We also spoke with Sean Jenkins, who served as Head of Environments on Strange World, and he detailed the challenges of creating a world from scratch.
"It's totally its own world that you've never seen before," Jenkins explained. "But yeah, no, it's a real challenge. And ultimately you end up having to try to put some constraints and rules on it because when anything can be anything ... you don't have anything hard to kind of push against to try to figure out what it should be. So I think the early part of the movie was really trying to define the rules of the world. So that then we could then fill in all of the blanks for any of the visual development that's out there."
"What we had to do, but we have to be sneaky about it so nobody noticed," Isvandi added. "Actually, Sean taught me that early on, so the pieces are in places, but if you put a camera on top, every shot, you see all the plants have moved and all the characters move, and then there's lots of changing but within that. Yeah, it was interesting to see that ... also there is that plant that's very pink now. We have to move the character away from it or next to it or put it in shadow and have it, 'This is too red. Let's make it a little bit cooler.' So lots of changes that in a normal world, it's a fact, it's a jungle, you know that, you just make it. They just put the texture. So it's a tree, I don't know, Redwood, everybody knows Redwood, but this time we know it, but also we have to change it because of characters here or here."

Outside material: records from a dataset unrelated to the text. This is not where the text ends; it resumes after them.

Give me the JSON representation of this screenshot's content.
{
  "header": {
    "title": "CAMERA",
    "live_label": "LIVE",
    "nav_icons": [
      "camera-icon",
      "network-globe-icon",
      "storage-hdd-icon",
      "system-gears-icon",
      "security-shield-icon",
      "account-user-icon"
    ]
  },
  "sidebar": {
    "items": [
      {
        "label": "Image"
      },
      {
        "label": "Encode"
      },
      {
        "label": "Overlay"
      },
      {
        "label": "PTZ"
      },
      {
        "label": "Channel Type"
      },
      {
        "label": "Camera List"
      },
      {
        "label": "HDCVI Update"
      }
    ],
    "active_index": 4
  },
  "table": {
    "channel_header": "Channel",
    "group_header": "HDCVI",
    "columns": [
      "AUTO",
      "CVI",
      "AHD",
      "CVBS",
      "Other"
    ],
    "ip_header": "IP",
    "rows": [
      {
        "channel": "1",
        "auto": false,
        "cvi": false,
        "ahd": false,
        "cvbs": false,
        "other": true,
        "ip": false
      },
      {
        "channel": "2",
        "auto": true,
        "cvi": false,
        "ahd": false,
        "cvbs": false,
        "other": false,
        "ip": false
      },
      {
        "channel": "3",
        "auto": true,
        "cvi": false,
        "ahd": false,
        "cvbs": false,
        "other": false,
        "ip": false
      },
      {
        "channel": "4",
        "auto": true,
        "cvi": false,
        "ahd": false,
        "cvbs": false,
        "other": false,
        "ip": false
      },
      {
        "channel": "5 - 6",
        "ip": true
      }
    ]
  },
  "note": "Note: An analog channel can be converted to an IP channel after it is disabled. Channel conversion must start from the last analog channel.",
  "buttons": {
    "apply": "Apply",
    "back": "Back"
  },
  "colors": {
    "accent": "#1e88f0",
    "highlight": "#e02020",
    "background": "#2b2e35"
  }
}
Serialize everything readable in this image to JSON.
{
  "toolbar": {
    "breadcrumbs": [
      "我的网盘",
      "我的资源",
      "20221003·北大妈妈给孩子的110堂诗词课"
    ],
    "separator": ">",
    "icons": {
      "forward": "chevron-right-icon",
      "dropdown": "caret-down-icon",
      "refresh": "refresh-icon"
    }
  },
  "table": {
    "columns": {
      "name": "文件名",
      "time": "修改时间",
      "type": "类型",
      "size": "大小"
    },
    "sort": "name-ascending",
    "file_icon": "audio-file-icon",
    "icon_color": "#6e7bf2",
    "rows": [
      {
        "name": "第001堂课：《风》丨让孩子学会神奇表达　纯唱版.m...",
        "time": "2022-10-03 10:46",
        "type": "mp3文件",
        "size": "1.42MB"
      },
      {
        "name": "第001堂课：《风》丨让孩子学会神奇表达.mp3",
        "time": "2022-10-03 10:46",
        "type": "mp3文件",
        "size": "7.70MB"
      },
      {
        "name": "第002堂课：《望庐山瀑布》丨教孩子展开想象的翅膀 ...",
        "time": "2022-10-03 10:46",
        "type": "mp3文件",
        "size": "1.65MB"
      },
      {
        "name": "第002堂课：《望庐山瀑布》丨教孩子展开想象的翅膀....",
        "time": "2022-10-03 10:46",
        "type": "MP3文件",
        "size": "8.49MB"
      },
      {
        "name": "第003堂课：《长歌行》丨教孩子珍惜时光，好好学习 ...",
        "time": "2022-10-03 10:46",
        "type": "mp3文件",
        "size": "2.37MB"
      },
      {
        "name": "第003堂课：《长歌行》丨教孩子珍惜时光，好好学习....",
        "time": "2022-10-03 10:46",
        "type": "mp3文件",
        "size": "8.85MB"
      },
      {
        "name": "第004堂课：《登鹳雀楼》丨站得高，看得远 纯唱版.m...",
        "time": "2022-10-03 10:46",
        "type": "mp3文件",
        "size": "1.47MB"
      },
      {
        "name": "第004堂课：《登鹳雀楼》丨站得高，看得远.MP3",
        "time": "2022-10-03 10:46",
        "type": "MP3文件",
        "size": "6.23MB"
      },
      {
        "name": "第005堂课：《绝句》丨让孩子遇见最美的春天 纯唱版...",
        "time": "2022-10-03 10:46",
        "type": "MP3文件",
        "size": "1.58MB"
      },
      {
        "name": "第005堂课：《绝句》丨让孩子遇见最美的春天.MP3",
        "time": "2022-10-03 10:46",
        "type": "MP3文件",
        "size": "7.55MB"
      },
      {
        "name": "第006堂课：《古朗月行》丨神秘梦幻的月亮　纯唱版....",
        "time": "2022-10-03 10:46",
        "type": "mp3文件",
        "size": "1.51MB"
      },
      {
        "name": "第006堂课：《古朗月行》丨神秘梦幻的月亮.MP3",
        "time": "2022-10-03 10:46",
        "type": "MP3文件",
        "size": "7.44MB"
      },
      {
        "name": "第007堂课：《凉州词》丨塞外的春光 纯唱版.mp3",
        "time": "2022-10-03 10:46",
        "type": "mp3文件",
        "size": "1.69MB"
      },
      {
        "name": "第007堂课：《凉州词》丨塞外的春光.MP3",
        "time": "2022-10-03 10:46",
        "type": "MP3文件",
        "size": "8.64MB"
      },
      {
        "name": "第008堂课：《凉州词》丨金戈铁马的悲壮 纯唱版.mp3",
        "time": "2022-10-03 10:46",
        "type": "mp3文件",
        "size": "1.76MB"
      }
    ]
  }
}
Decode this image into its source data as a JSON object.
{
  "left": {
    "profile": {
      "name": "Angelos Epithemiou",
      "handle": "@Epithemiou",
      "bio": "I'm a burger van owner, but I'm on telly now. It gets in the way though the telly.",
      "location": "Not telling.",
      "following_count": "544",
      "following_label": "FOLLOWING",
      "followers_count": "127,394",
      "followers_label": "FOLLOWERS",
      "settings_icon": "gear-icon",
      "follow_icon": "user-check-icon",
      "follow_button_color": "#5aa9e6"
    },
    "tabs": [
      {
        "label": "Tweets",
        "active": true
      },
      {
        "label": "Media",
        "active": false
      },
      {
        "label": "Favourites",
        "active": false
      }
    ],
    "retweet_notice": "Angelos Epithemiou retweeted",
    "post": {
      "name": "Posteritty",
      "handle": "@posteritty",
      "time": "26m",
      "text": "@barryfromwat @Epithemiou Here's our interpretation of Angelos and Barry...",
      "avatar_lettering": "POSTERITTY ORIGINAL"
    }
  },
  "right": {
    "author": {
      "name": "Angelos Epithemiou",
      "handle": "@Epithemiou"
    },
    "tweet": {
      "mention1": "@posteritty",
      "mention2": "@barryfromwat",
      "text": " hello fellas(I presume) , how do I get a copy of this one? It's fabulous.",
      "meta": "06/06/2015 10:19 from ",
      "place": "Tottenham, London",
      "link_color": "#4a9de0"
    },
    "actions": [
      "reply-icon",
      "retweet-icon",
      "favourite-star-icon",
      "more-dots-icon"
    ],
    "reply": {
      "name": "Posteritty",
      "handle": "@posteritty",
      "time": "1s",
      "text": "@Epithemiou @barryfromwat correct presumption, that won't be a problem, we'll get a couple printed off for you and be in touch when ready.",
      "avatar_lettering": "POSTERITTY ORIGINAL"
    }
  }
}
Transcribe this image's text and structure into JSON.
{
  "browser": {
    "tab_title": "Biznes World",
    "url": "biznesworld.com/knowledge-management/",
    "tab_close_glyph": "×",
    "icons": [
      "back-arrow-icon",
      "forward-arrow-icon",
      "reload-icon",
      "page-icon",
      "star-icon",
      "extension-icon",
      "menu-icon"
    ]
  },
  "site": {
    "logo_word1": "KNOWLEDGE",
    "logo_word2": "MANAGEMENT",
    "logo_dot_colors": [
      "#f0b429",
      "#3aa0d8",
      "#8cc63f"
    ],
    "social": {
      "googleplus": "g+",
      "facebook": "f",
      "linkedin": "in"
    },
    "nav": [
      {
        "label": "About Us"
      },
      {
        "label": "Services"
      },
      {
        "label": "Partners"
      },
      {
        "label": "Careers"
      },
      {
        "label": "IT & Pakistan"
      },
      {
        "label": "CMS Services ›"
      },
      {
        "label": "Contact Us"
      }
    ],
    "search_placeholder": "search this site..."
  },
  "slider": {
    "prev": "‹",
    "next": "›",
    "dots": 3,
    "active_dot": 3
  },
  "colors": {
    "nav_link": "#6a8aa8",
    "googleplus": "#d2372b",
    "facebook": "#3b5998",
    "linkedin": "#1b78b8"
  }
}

Strange World's voice cast includes Jake Gyllenhaal as Searcher Clade, described as a family man who finds himself out of his element on an unpredictable mission; Dennis Quaid as Searcher's larger-than-life explorer father, Jaeger; Jaboukie Young-White as Searcher's 16-year-old son, Ethan, who longs for adventure; Gabrielle Union as Meridian Clade, an accomplished pilot and Searcher's partner in all things; and Lucy Liu as Callisto Mal, Avalonia's fearless leader who spearheads the exploration into the strange world.